1. ## Inverse Trigonometry

Hello all,
just after a bit of help with this question, do i show this by taking the derivative? i'm not sure..

Show that
$\displaystyle \tan^{-1}x=\sin^{-1}\frac{x}{\sqrt {1+x^2}}$ for all $\displaystyle x \in (-\infty, \infty)$

2. $\displaystyle \tan v = \frac{\sin v}{ \cos v}=\frac{x}{1} \implies \arctan \frac{x}{1} = \arcsin \frac{x}{\sqrt{1+x^2}}$

As you can see above, $\displaystyle \sin v = x$ and $\displaystyle \cos v = 1$. The hypotenuse then becomes $\displaystyle \sqrt{1+x^2}$ (Pythagoras' theorem).

3. Hello, Robb!

No derivatives needed . . . It's an Identity problem.

Show that: .$\displaystyle \tan^{\text{-}1}x \;=\;\sin^{\text{-}1}\!\left(\frac{x}{\sqrt {1+x^2}}\right)$ . for all $\displaystyle x \in (\text{-}\infty, \infty)$
$\displaystyle \text{Let: }\:\theta \:=\:\tan^{\text{-}1}x$ .[1]

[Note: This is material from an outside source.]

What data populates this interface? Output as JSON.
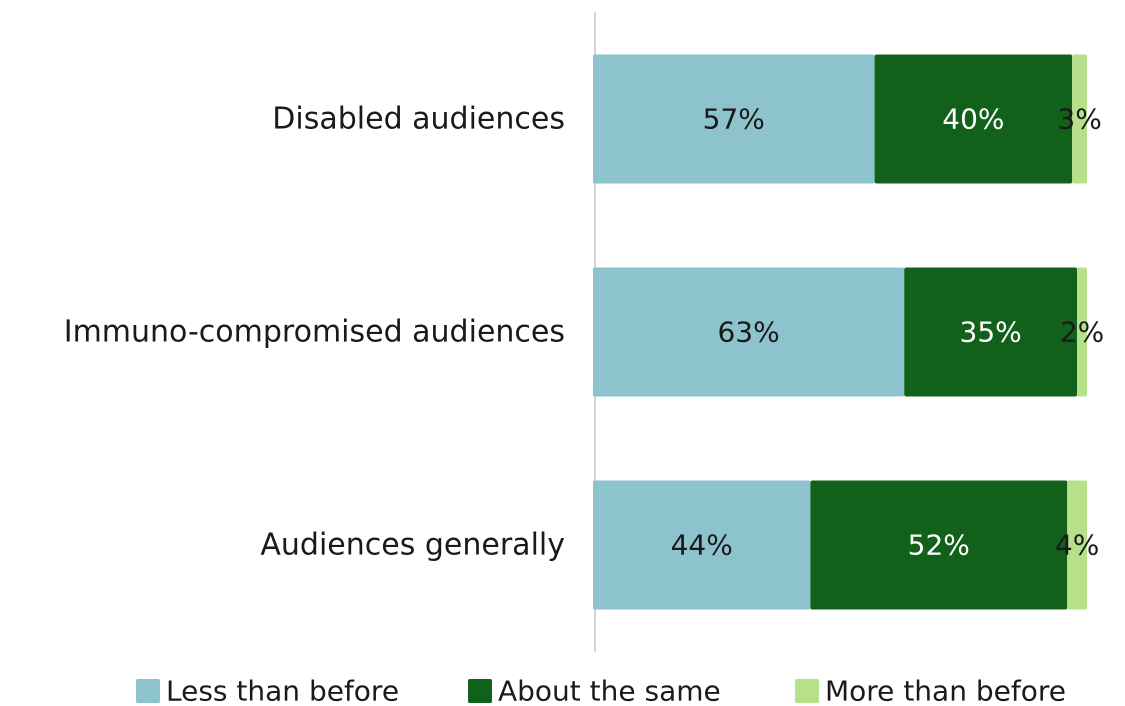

Then we have: .$\displaystyle \tan\theta \:=\:\frac{x}{1} \:=\:\frac{opp}{adj}$

$\displaystyle \theta$ is in a right triangle with: $\displaystyle opp = x,\;adj = 1$

Using Pythagorus, we have: .$\displaystyle hyp = \sqrt{1+x^2}$

Hence: .$\displaystyle \sin\theta \:=\:\frac{opp}{hyp} \:=\:\frac{x}{\sqrt{1+x^2}} \quad\Rightarrow\quad \theta \:=\:\sin^{\text{-}1}\!\left(\frac{x}{\sqrt{1+x^2}}\right)$ .[2]

Equate [1] and [2]: . $\displaystyle \tan^{\text{-}1}x \;=\;\sin^{\text{-}1}\!\left(\frac{x}{\sqrt{1+x^2}}\right)$